Après avoir long-temps réfléchi à l’entrevue que le hasard lui avait procuré avec le général, madame de Simiane se dit que si elle lui avait fait quelque impression, il retournerait la chercher au bal. Dans cette idée elle fit emplette du costume le plus élégant, et surtout le plus propre à relever les grâces de sa taille. Le jour même qu’elle comptait s’en servir, elle apprit, par les papiers publics, la nouvelle du départ de M. de Lamerville ; elle n’alla point au bal, eut un accès de fièvre, maudit la gloire, l’amour, et jusqu’à cette fortuite rencontre qui avait augmenté, dans son cœur, le pouvoir d’un sentiment que la raison lui faisait une loi de combattre.

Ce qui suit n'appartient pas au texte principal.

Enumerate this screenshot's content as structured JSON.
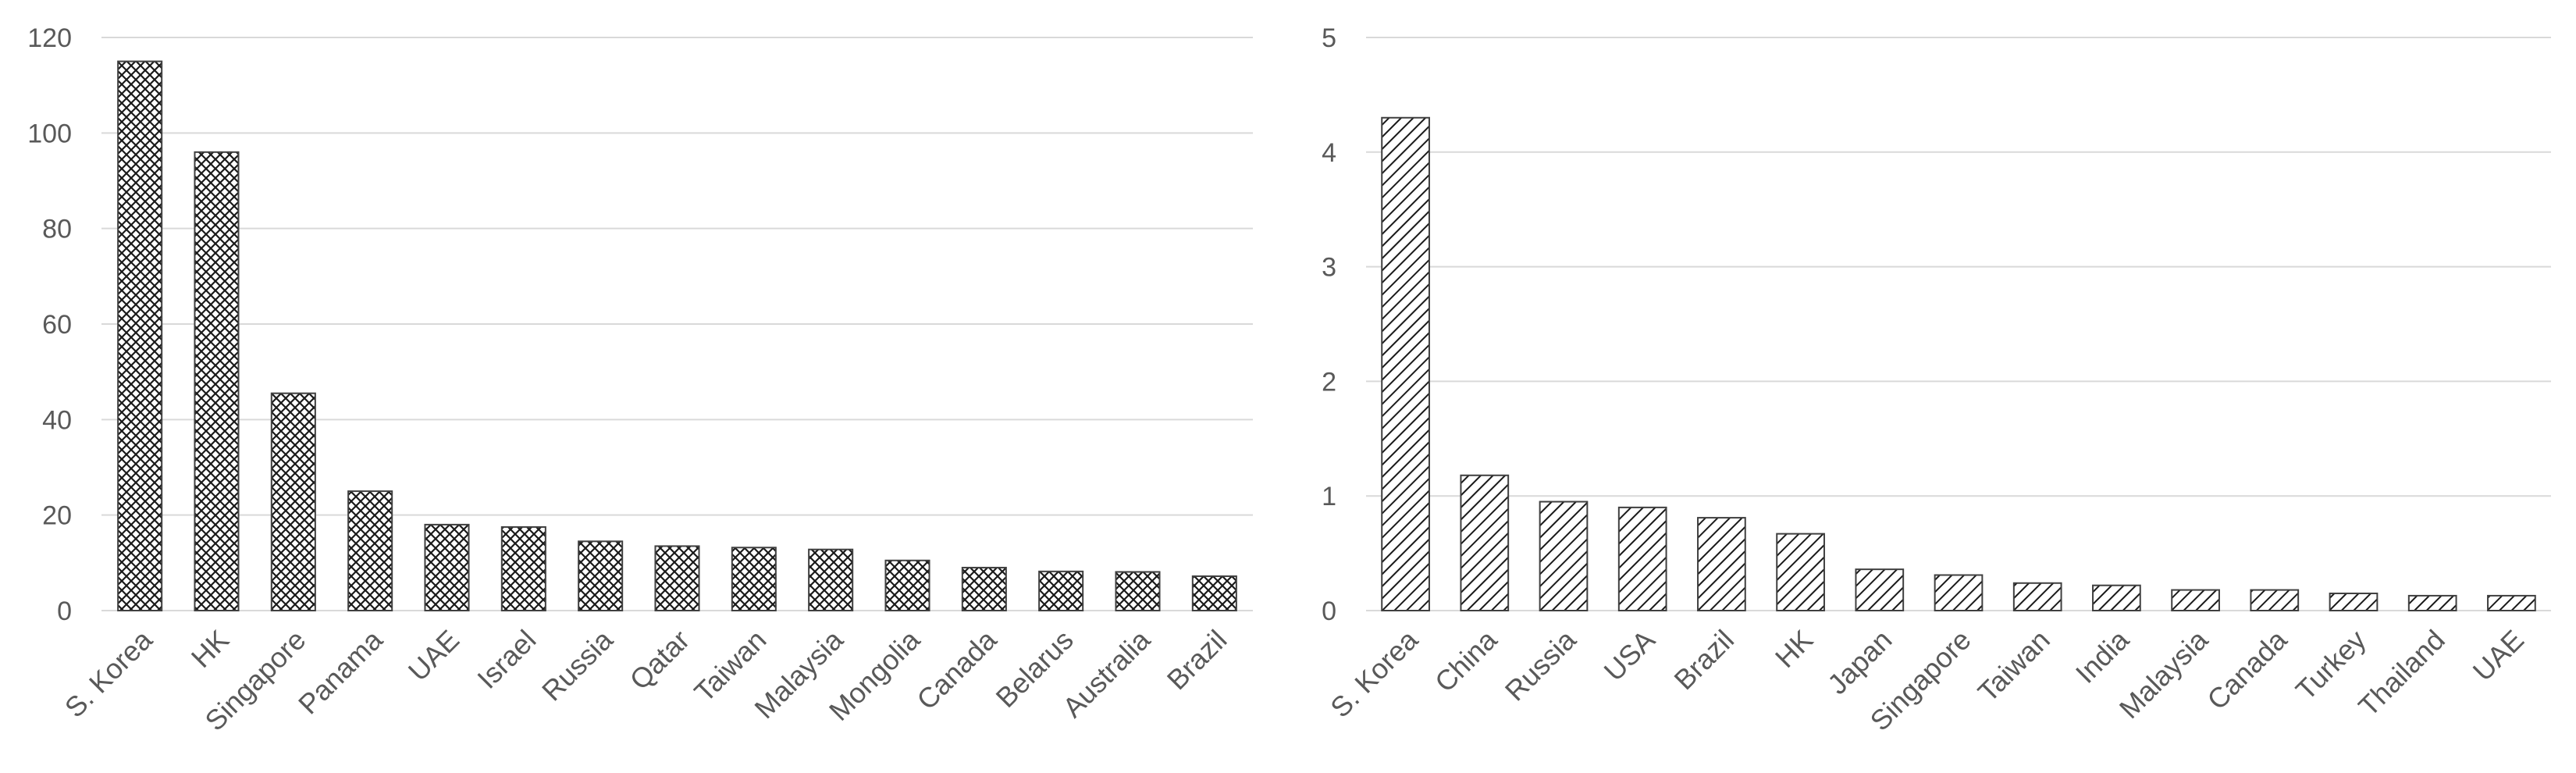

Les rêveries continuelles de madame de Simiane, ses soupirs fréquens, le rire étudié sous lequel elle essayait de cacher sa tristesse, l’insouciance qu’elle montrait à cueillir de nouvelles palmes littéraires, l’empressement qu’elle apportait à s’informer de ce qui se passait à l’armée, tout apprit à Mr . D. qu’elle n’avait pas triomphé de son inclination pour M. de Lamerville. Un autre que lui aurait traité cette inclination de folie ; mais Mr . D. savait que les personnes de l’un et de l’autre sexe, qui sont nées pour se placer au-dessus du vulgaire, ont toutes un foyer d’amour dans l’ame, et une exaltation dans l’esprit, qui sont causes qu’elles voient et sentent autrement que les autres. Que de là naît, chez les hommes, cette soif ardente de renommée qui excite l’un à vaincre les obstacles pour s’élever à de hautes conceptions, pousse l’autre à ces dévouemens sublimes qui lui font compter pour rien la mort la plus cruelle, ou le sacrifice de ses plus chères affections ; que de là aussi naît chez les femmes, auxquelles la nature refusa les qualités éclatantes qui sont l’attribut de la force, ce penchant à embrasser avec enthousiasme, à nourrir avec constance des illusions que le commun des hommes traite chez elles de disposition romanesque, et que peut-être on pourrait appeler le beau idéal du sentiment.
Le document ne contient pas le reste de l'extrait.